Además de los hijos de los profetas, había un testimonio de fe individual en medio de este pueblo que ya había sido juzgado y, de hecho, rechazado. La mujer sunamita es un ejemplo de esto. Esta mujer era rica, en contraste con la viuda del hombre de los hijos de los profetas que era absolutamente indigente; Pero ella era una mujer de fe, y toda su historia lo demuestra.
Ella ejerce hospitalidad hacia el extraño que pasó por Shunem, y al final de varias visitas tiene en cuenta el carácter de su invitado. Tal vez su conversación, y sin duda todo el comportamiento del profeta, hace que ella reconozca su carácter. Ella no juzga por su primera impresión, sino que espera que las evidencias externas la iluminen. Ella tiene el sobrio buen sentido de la fe. “He aquí ahora”, le dice a su esposo, “percibo que este es un hombre santo de Dios, que pasa junto a nosotros continuamente”. Ella había comenzado por obligarlo a quedarse, y el profeta había encontrado allí una atmósfera que respondía a su propio carácter.
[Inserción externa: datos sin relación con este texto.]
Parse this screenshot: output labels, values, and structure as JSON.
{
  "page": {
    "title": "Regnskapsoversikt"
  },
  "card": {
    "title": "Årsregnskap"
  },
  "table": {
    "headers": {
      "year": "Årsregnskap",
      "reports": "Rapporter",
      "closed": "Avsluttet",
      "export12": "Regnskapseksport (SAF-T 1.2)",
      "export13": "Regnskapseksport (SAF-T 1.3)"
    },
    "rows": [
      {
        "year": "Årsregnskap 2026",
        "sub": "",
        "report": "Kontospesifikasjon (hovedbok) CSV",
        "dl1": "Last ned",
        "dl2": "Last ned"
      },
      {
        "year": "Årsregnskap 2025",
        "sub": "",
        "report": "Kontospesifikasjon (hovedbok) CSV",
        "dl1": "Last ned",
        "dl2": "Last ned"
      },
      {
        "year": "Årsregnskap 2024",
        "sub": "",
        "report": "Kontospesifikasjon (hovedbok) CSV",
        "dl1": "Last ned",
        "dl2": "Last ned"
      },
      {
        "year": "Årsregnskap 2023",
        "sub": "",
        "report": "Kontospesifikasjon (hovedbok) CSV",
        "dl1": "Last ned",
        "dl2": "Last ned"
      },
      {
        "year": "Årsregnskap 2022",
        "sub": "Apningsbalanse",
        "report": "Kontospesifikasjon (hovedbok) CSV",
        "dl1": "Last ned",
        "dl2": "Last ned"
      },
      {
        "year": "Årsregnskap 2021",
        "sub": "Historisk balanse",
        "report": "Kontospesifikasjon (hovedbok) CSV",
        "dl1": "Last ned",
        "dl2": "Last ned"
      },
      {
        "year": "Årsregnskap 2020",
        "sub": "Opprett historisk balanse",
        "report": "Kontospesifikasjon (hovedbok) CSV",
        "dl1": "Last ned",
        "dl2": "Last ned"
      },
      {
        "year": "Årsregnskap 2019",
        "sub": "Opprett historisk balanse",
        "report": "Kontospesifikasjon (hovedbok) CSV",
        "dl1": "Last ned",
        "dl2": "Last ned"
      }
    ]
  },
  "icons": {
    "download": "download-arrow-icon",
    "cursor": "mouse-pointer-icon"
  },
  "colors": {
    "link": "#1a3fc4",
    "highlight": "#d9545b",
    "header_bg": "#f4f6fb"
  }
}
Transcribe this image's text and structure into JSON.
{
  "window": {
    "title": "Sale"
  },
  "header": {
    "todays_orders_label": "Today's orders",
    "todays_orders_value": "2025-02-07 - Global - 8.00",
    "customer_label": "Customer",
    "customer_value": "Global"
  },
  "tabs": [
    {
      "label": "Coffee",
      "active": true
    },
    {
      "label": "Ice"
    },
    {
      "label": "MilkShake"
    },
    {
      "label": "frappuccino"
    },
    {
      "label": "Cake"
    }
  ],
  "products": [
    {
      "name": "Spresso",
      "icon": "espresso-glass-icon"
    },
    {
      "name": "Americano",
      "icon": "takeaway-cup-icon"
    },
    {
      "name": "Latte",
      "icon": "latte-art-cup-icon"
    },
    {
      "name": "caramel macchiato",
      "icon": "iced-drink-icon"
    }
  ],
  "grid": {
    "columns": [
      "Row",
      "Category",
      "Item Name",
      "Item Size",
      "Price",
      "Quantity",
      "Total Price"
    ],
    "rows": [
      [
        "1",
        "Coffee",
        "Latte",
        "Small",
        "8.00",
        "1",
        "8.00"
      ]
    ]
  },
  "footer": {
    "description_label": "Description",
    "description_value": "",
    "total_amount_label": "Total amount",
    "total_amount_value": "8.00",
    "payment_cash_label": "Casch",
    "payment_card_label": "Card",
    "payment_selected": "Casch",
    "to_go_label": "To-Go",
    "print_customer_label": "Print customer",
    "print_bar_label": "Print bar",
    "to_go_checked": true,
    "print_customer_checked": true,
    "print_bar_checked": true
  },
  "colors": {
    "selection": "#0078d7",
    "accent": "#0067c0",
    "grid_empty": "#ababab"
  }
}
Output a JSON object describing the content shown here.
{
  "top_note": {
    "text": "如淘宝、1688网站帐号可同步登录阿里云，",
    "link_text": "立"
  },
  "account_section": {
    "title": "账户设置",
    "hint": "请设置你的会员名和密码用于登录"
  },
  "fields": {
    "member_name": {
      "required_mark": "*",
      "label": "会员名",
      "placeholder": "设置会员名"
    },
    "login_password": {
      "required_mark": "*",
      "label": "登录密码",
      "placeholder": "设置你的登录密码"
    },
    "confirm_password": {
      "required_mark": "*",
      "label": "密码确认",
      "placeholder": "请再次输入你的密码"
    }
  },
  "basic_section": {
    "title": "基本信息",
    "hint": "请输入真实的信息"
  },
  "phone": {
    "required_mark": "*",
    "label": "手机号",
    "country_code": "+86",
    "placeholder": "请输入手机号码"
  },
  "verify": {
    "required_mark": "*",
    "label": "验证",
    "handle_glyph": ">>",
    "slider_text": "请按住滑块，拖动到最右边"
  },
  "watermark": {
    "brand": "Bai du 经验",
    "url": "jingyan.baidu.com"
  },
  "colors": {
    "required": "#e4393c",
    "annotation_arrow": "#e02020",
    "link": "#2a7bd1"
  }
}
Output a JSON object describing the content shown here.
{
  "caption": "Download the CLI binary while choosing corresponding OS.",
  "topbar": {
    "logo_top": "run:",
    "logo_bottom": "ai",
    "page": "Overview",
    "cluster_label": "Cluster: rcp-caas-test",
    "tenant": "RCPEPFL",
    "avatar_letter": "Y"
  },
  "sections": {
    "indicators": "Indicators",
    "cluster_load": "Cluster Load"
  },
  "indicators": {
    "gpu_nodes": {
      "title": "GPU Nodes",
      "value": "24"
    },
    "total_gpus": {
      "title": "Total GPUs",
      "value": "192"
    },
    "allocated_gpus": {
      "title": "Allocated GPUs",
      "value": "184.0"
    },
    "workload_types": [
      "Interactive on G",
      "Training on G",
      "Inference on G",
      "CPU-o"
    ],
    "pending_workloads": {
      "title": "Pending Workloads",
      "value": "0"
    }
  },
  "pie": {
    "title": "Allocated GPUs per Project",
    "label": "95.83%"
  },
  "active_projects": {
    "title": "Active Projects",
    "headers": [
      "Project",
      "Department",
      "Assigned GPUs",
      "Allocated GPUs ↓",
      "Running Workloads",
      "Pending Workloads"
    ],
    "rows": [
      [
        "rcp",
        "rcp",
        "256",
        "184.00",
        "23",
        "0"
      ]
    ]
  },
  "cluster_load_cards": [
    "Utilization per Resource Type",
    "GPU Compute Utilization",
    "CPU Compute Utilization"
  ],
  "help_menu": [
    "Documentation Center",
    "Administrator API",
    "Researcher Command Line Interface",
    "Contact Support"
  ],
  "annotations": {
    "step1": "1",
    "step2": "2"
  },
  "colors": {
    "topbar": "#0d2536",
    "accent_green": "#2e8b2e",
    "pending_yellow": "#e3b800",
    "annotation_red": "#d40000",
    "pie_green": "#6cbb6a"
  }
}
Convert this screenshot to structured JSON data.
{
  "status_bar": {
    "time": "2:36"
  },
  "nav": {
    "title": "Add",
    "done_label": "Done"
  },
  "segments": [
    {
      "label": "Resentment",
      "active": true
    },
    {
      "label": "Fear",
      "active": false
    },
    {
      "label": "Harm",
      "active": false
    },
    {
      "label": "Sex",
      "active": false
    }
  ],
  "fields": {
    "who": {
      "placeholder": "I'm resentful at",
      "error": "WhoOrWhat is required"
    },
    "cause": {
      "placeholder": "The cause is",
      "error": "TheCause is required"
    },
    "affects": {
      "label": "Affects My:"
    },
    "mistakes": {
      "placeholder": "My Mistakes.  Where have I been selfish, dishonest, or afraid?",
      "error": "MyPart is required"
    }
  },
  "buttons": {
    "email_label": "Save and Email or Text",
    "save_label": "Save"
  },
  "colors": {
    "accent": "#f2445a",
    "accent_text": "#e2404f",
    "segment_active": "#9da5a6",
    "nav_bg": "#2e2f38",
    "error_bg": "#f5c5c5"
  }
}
Cada vez que pasaba, se volvía allí. Sus naturalezas fueron atraídas una hacia la otra. “Este es un hombre santo de Dios”, dice ella; en su corazón él no sólo tiene el carácter oficial de alguien que lleva la Palabra, sino que ella lo reconoce como “santo”, como realmente separado de Dios en su vida práctica. Porque tener un don de Dios no lo es todo; Para acreditar adecuadamente tal don, también debe existir el carácter moral correspondiente a él. El viejo profeta de Betel (1 Reyes 13) tenía un don sin este carácter. ¡Qué importante es que cada uno de los obreros del Señor preste atención a esto! El don de uno, por muy sobresaliente que sea, sigue siendo infructuoso si no va acompañado de autoridad moral; Es la autoridad moral la que llega a la conciencia de los oyentes más que las palabras que la acompañan. Y además, el portador del don mismo pierde su energía persuasiva cuando su conciencia no está bien ante Dios. “Y espero también”, dice el apóstol, “que nos hayamos manifestado en vuestras conciencias” (2 Corintios 5:11). Así fue con Eliseo. “Percibo que este es un hombre santo de Dios”, dijo el sunamita de él.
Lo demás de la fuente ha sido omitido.